Through arbiters, Plymouth and London reach a financial settlement

While this dispute was in progress, however, the Pilgrims were so perplexed about its rights that they were persuaded to send 1,325 pounds of beaver directly to the other two partners, hoping to satisfy their claims that Sherley had paid them nothing. After selling it, Beauchamp chalked off £400 of their debt, but Andrews, through mismanagement, sold his at a loss and in 1642 still claimed between £500 and £600. He finally agreed to accept payment in cattle to Governor John Winthrop of Massachusetts Bay and designated the “godly poor men” and “poor ministers” of that colony as the beneficiaries of Plymouth’s debt. In addition, Andrews and Beauchamp received land in Scituate, one of several flourishing daughter towns now settled in Plymouth.[47]

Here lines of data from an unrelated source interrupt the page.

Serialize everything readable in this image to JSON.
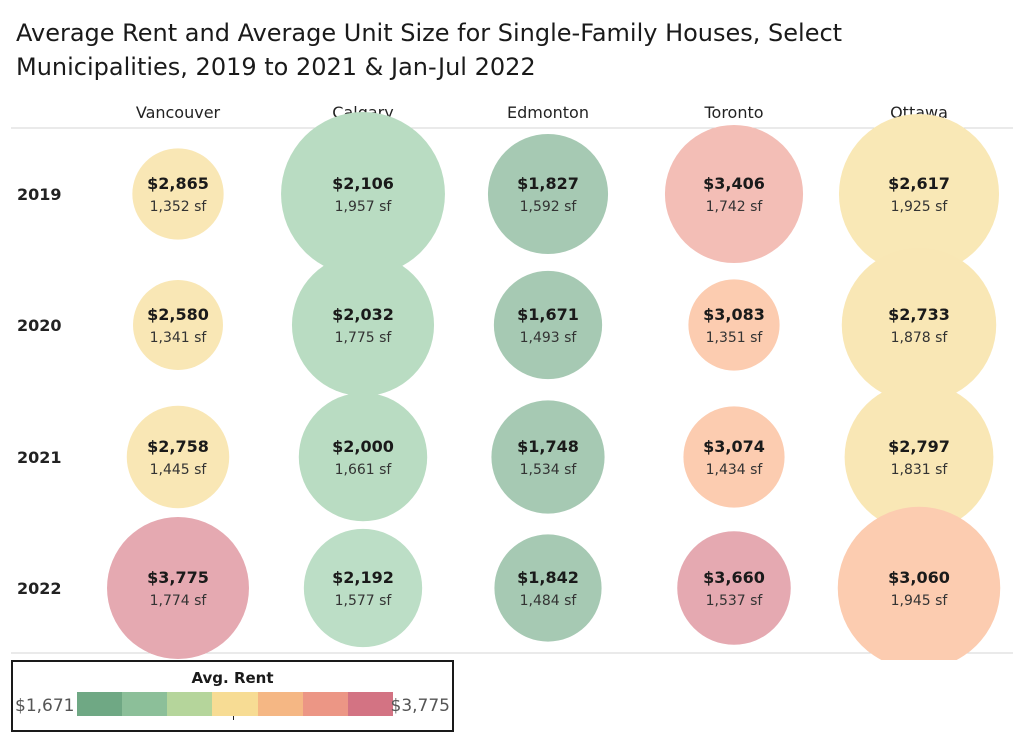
{
  "title": "Average Rent and Average Unit Size for Single-Family Houses, Select Municipalities, 2019 to 2021 & Jan-Jul 2022",
  "chart_data": {
    "type": "bubble-matrix",
    "columns": [
      "Vancouver",
      "Calgary",
      "Edmonton",
      "Toronto",
      "Ottawa"
    ],
    "rows": [
      "2019",
      "2020",
      "2021",
      "2022"
    ],
    "cells": [
      [
        {
          "rent": 2865,
          "rent_label": "$2,865",
          "size": 1352,
          "size_label": "1,352 sf"
        },
        {
          "rent": 2106,
          "rent_label": "$2,106",
          "size": 1957,
          "size_label": "1,957 sf"
        },
        {
          "rent": 1827,
          "rent_label": "$1,827",
          "size": 1592,
          "size_label": "1,592 sf"
        },
        {
          "rent": 3406,
          "rent_label": "$3,406",
          "size": 1742,
          "size_label": "1,742 sf"
        },
        {
          "rent": 2617,
          "rent_label": "$2,617",
          "size": 1925,
          "size_label": "1,925 sf"
        }
      ],
      [
        {
          "rent": 2580,
          "rent_label": "$2,580",
          "size": 1341,
          "size_label": "1,341 sf"
        },
        {
          "rent": 2032,
          "rent_label": "$2,032",
          "size": 1775,
          "size_label": "1,775 sf"
        },
        {
          "rent": 1671,
          "rent_label": "$1,671",
          "size": 1493,
          "size_label": "1,493 sf"
        },
        {
          "rent": 3083,
          "rent_label": "$3,083",
          "size": 1351,
          "size_label": "1,351 sf"
        },
        {
          "rent": 2733,
          "rent_label": "$2,733",
          "size": 1878,
          "size_label": "1,878 sf"
        }
      ],
      [
        {
          "rent": 2758,
          "rent_label": "$2,758",
          "size": 1445,
          "size_label": "1,445 sf"
        },
        {
          "rent": 2000,
          "rent_label": "$2,000",
          "size": 1661,
          "size_label": "1,661 sf"
        },
        {
          "rent": 1748,
          "rent_label": "$1,748",
          "size": 1534,
          "size_label": "1,534 sf"
        },
        {
          "rent": 3074,
          "rent_label": "$3,074",
          "size": 1434,
          "size_label": "1,434 sf"
        },
        {
          "rent": 2797,
          "rent_label": "$2,797",
          "size": 1831,
          "size_label": "1,831 sf"
        }
      ],
      [
        {
          "rent": 3775,
          "rent_label": "$3,775",
          "size": 1774,
          "size_label": "1,774 sf"
        },
        {
          "rent": 2192,
          "rent_label": "$2,192",
          "size": 1577,
          "size_label": "1,577 sf"
        },
        {
          "rent": 1842,
          "rent_label": "$1,842",
          "size": 1484,
          "size_label": "1,484 sf"
        },
        {
          "rent": 3660,
          "rent_label": "$3,660",
          "size": 1537,
          "size_label": "1,537 sf"
        },
        {
          "rent": 3060,
          "rent_label": "$3,060",
          "size": 1945,
          "size_label": "1,945 sf"
        }
      ]
    ],
    "color_encoding": "Avg. Rent",
    "size_encoding": "Avg. Unit Size",
    "legend": {
      "title": "Avg. Rent",
      "min_label": "$1,671",
      "max_label": "$3,775",
      "min": 1671,
      "max": 3775,
      "colors": [
        "#6fa884",
        "#8cbf99",
        "#b5d59b",
        "#f7dc94",
        "#f5b784",
        "#ec9685",
        "#d37383"
      ]
    }
  },
  "cell_colors": [
    [
      "#f9e7b5",
      "#b9dcc2",
      "#a6c9b3",
      "#f3beb6",
      "#f9e8b6"
    ],
    [
      "#f9e7b5",
      "#b9dcc2",
      "#a6c9b3",
      "#fcccb0",
      "#f9e7b5"
    ],
    [
      "#f9e7b5",
      "#b9dcc2",
      "#a6c9b3",
      "#fcccb0",
      "#f9e7b5"
    ],
    [
      "#e5a9b1",
      "#bcdec6",
      "#a6c9b3",
      "#e5a9b1",
      "#fcccb0"
    ]
  ]
}
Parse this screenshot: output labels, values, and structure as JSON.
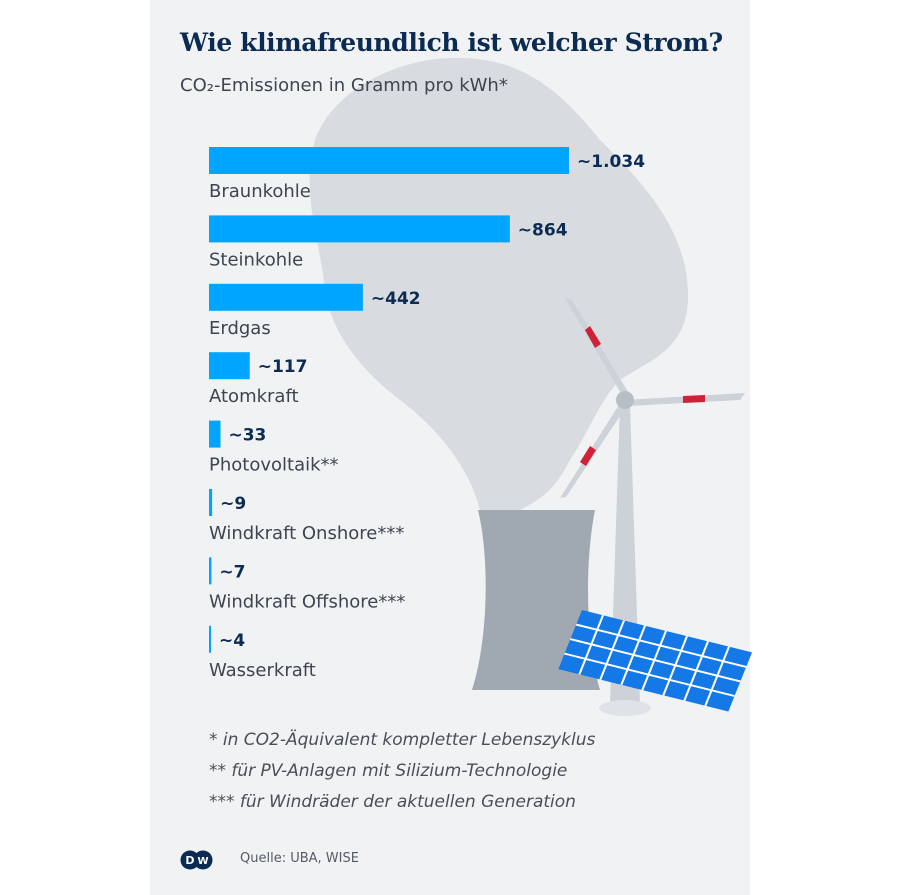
{
  "title": "Wie klimafreundlich ist welcher Strom?",
  "subtitle": "CO₂-Emissionen in Gramm pro kWh*",
  "chart_data": {
    "type": "bar",
    "orientation": "horizontal",
    "categories": [
      "Braunkohle",
      "Steinkohle",
      "Erdgas",
      "Atomkraft",
      "Photovoltaik**",
      "Windkraft Onshore***",
      "Windkraft Offshore***",
      "Wasserkraft"
    ],
    "values": [
      1034,
      864,
      442,
      117,
      33,
      9,
      7,
      4
    ],
    "data_labels": [
      "~1.034",
      "~864",
      "~442",
      "~117",
      "~33",
      "~9",
      "~7",
      "~4"
    ],
    "title": "Wie klimafreundlich ist welcher Strom?",
    "ylabel": "CO₂-Emissionen in Gramm pro kWh*",
    "bar_color": "#00a5ff",
    "label_color": "#0c2b52",
    "grid": false
  },
  "notes": [
    "* in CO2-Äquivalent kompletter Lebenszyklus",
    "** für PV-Anlagen mit Silizium-Technologie",
    "*** für Windräder der aktuellen Generation"
  ],
  "source": "Quelle: UBA, WISE",
  "logo": "DW"
}
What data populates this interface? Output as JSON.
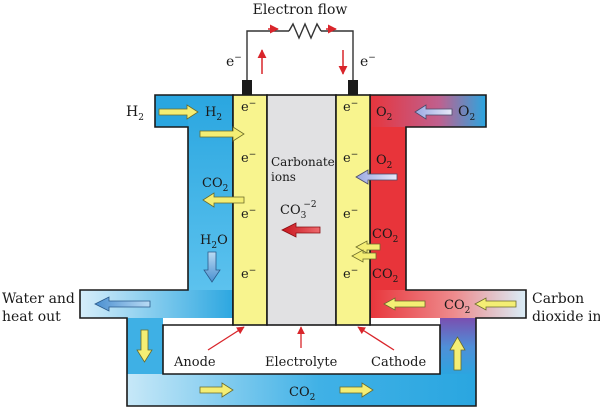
{
  "circuit": {
    "title": "Electron flow",
    "electron_left": "e",
    "electron_right": "e",
    "electron_sign": "−"
  },
  "inputs": {
    "fuel": {
      "base": "H",
      "sub": "2"
    },
    "oxidant": {
      "base": "O",
      "sub": "2"
    },
    "carbon_in_line1": "Carbon",
    "carbon_in_line2": "dioxide in"
  },
  "outputs": {
    "water_line1": "Water and",
    "water_line2": "heat out"
  },
  "anode_channel": {
    "h2": {
      "base": "H",
      "sub": "2"
    },
    "co2": {
      "base": "CO",
      "sub": "2"
    },
    "h2o": {
      "base": "H",
      "sub": "2",
      "tail": "O"
    }
  },
  "cathode_channel": {
    "o2_top": {
      "base": "O",
      "sub": "2"
    },
    "o2_mid": {
      "base": "O",
      "sub": "2"
    },
    "co2_a": {
      "base": "CO",
      "sub": "2"
    },
    "co2_b": {
      "base": "CO",
      "sub": "2"
    },
    "co2_inlet": {
      "base": "CO",
      "sub": "2"
    }
  },
  "electrolyte": {
    "line1": "Carbonate",
    "line2": "ions",
    "ion": {
      "base": "CO",
      "sub": "3",
      "sup": "−2"
    }
  },
  "electrode_electron": "e",
  "electrode_electron_sign": "−",
  "bottom_channel": {
    "co2": {
      "base": "CO",
      "sub": "2"
    }
  },
  "labels": {
    "anode": "Anode",
    "electrolyte": "Electrolyte",
    "cathode": "Cathode"
  },
  "colors": {
    "anode_gas": "#2aa6e0",
    "cathode_gas": "#e8343a",
    "electrode": "#f8f48e",
    "electrolyte": "#e1e1e3",
    "arrow_yellow": "#f4ee74",
    "arrow_red": "#d9252b",
    "wire": "#333333"
  }
}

Meanwhile the business with Sherley was wound up at last. Trade with him had already broken off because of distrust of his repeated delays in accounting to his London partners. For fear of legal reprisals from any of these, it was decided not to risk sending another agent to London but to have some “gentlemen and merchants in the Bay” hear the dispute. Even “though it should cost them all they had in the world,” the “Undertakers” promised to accept their award. This decision was prompted by two considerations. First, they feared that the price of cattle, by now a greater source of income than furs, might drop and change their circumstances. Also, the colony’s founders, surviving into old age, wished to clear up their affairs before death overtook them. Sherley himself believed that lawyers would be “the most gainers” from legal action, and therefore selected John Atwood and William Collier, recent merchant arrivals in Plymouth from London, to draw up a composition. Another participant in the settlement was Edmund Freeman, Beauchamp’s brother-in-law, and now the leading citizen of Sandwich. After laborious days of investigation of accounts, they estimated everything left in Plymouth of the old stock, housing, boats, the bark and goods for the Indian trade, and “all debts, as well those that were desperate, as others more hopeful,” at £1400.

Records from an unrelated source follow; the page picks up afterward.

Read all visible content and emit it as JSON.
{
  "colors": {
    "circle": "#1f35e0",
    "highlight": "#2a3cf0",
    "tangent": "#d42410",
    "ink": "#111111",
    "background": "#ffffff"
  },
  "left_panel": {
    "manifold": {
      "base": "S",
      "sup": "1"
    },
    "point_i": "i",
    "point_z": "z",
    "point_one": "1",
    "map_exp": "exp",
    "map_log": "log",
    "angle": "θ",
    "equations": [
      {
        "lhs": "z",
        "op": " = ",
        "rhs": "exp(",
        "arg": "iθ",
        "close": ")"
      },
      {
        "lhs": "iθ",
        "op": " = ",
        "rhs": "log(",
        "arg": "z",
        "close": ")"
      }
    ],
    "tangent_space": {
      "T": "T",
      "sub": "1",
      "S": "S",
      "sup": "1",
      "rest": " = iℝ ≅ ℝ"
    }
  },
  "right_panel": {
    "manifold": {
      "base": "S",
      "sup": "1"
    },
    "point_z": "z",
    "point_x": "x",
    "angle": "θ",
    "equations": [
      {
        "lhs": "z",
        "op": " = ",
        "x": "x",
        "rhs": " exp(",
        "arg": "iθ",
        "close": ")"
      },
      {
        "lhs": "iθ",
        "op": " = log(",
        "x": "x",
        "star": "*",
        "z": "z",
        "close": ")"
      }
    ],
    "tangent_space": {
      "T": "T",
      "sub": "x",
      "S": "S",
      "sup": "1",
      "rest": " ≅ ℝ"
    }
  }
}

By October 15, 1641, Atwood, Bradford, and Edward Winslow had come to terms ending the partnership. The agreement of 1627 was reacknowledged, but Plymouth, while admitting confusion in Josiah Winslow’s bookkeeping, again repudiated the debts of the White Angel and the Friendship. A full discharge from the obligations of the beaver trade, the charges of the two ships, and the £1800 purchase money agreed on in 1627 was promised by Atwood in behalf of the London associates. Bradford and his partners for their part guaranteed payment to them of £1400. £110 of this had already been paid to Winthrop for Andrews’ account, and eighty pounds of beaver to Atwood. The rest was to be discharged in appropriate commodities, at the rate of £200 per year.